YARGITAY KARARI
DAİRE : 4. Hukuk Dairesi
ESAS NO : 2014/17668
KARAR NO : 2015/13737
KARAR TARİHİ : 26.11.2015
MAHKEMESİ : Siirt 2. Asliye Hukuk Mahkemesi
TARİHİ : 27/05/2014
NUMARASI : 2013/1081-2014/591
Davacı A.. D.. vekili Avukat D..T.. tarafından, davalı B.. A.. aleyhine 16/12/2013 gününde verilen dilekçe ile manevi tazminat istenmesi üzerine mahkemece yapılan yargılama sonunda; davanın kabulüne dair verilen 27/05/2014 günlü kararın Yargıtay’ca incelenmesi davalı tarafından süresi içinde istenilmekle temyiz dilekçesinin kabulüne karar verildikten sonra tetkik hakimi tarafından hazırlanan rapor ile dosya içerisindeki kağıtlar incelenerek gereği görüşüldü.
Dava, kişilik haklarına saldırıdan dolayı uğranılan manevi zararın ödetilmesi istemine ilişkindir. Mahkemece istem kabul edilmiş; karar, davalı tarafından temyiz edilmiştir.

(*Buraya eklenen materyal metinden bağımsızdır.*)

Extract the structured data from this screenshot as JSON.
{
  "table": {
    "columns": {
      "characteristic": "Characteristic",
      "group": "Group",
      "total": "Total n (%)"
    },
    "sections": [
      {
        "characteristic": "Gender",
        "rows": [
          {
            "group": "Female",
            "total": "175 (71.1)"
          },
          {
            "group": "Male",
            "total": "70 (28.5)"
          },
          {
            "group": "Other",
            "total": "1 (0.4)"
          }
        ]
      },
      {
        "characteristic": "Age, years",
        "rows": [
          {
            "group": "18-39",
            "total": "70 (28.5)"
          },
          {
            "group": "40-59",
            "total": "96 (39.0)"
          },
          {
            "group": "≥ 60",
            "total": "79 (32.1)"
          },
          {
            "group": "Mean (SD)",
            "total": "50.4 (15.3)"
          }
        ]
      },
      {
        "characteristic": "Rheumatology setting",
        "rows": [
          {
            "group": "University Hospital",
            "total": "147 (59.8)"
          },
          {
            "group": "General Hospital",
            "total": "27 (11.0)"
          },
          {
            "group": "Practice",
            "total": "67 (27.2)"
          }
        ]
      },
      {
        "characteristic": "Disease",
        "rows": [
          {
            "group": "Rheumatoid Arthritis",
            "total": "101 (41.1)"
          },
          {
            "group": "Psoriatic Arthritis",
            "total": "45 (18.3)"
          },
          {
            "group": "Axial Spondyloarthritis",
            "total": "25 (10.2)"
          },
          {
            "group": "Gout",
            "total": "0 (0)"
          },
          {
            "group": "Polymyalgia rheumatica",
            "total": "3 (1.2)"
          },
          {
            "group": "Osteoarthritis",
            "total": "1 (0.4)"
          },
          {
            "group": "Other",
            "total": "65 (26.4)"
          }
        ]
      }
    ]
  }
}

Davacı, C.. savcısı olarak görev yaptığını, davalının ise il emniyet müdürlüğünde 4. sınıf emniyet müdürü olduğunu, güvenlik sorunu nedeniyle davalınında aralarında bulunduğu birçok polisin görevi kötüye kullanma suçundan sanık olarak yargılandığını, davalının bu suçlamadan kurtulmak için resmi belgede sahtecilik yaptığı şüphesi ile S.. V.. soruşturma izni verilmesi için yapılan ön incelemede H..M..04/10/2013 tarihinde vermiş olduğu ifadede “.. ” demek suretiyle kendisine hakaret ettiğini iddia ederek manevi tazminat ödetilmesi isteminde bulunmuştur.
Davalı davanın reddi gerektiğini savunmuştur.

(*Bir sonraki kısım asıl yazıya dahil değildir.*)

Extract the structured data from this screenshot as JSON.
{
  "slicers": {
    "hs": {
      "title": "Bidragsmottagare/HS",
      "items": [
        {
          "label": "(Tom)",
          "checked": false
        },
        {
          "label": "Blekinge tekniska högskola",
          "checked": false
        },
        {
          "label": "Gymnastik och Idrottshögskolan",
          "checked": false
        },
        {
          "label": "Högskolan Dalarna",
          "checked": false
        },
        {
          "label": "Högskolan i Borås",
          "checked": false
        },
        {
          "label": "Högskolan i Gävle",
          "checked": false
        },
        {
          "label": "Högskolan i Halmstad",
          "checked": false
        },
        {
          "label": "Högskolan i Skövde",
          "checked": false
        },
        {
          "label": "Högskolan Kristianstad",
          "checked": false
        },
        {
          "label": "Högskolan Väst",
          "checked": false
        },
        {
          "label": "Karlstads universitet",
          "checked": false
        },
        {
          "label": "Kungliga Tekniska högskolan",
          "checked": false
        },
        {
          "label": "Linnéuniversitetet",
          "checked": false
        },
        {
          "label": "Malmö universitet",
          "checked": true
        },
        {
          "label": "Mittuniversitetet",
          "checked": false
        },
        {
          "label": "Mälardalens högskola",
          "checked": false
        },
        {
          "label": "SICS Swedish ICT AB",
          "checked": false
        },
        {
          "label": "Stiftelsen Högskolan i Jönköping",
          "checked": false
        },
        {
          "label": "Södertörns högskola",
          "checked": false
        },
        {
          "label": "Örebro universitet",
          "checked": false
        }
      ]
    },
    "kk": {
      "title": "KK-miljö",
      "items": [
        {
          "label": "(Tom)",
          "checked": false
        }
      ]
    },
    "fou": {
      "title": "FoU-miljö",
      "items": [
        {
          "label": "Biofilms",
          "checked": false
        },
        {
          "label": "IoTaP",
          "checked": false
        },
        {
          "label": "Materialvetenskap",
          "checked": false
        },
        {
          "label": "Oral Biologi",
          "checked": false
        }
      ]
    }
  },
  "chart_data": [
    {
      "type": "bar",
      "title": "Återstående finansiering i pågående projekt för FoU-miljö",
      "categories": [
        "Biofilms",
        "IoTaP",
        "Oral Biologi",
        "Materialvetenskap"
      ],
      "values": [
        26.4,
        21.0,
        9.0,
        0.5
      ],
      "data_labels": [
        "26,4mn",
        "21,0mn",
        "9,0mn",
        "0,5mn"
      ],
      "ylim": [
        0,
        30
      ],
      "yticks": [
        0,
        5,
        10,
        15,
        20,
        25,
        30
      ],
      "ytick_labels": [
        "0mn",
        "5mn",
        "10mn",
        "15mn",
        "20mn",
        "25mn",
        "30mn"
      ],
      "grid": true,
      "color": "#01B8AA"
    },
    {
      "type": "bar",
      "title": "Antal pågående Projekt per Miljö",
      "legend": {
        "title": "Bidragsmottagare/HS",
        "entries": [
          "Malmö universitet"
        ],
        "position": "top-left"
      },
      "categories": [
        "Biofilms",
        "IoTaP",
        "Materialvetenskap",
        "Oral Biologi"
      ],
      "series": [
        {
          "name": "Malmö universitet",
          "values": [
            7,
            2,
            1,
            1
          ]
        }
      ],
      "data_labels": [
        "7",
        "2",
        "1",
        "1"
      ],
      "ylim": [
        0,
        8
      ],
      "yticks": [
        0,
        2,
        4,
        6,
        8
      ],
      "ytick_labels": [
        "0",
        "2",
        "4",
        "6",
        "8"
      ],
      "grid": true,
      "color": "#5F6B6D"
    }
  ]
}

Mahkemece, davalının davacıya hakaret ettiği kabul edilerek istemin kabulüne karar verilmiştir.
Dosya arasındaki bilgi ve belgelerden, 04/10/2013 günü davalının H.. M.. verdiği ifadede, davacı hakkında sinirli olduğu, C..savcısına yakışmayan ve sokak kabadayısı tavırları içerisinde olduğu biçiminde beyanda bulunduğu anlaşılmaktadır.
A..M.. 22 Nisan 2013 tarihli 48876/08 başvuru nolu kararında “İfade özgürlüğünün, demokratik bir toplumun vazgeçilmez esasını ve bu toplumun gelişiminin ve her bireyin kendini gerçekleştirmesinin temel koşulunu oluşturduğunu, 10. maddenin 2. fıkrası hükümleri saklı kalmak kaydıyla ifade özgürlüğünün sadece kabul edilen, zararsız ya da farklı olan «bilgi» ya da «düşünceler» için değil ama ayrıca hoşa gitmeyen, sarsıcı ya da rahatsız edici olanlar için de geçerli olduğunu, bunların, «demokratik toplumun» onlarsız olamayacağı çoğulculuğun, hoşgörünün ve açık fikirliliğin gereği olduğunu, 10. maddede açıklandığı gibi bu özgürlüğe yapılan sınırlamaların her halde dar yorumlanması gerektiğini ve herhangi bir sınırlama gereksiniminin ikna edici bir biçimde ortaya koyulması gerektiğini,…” ifade etmektedir.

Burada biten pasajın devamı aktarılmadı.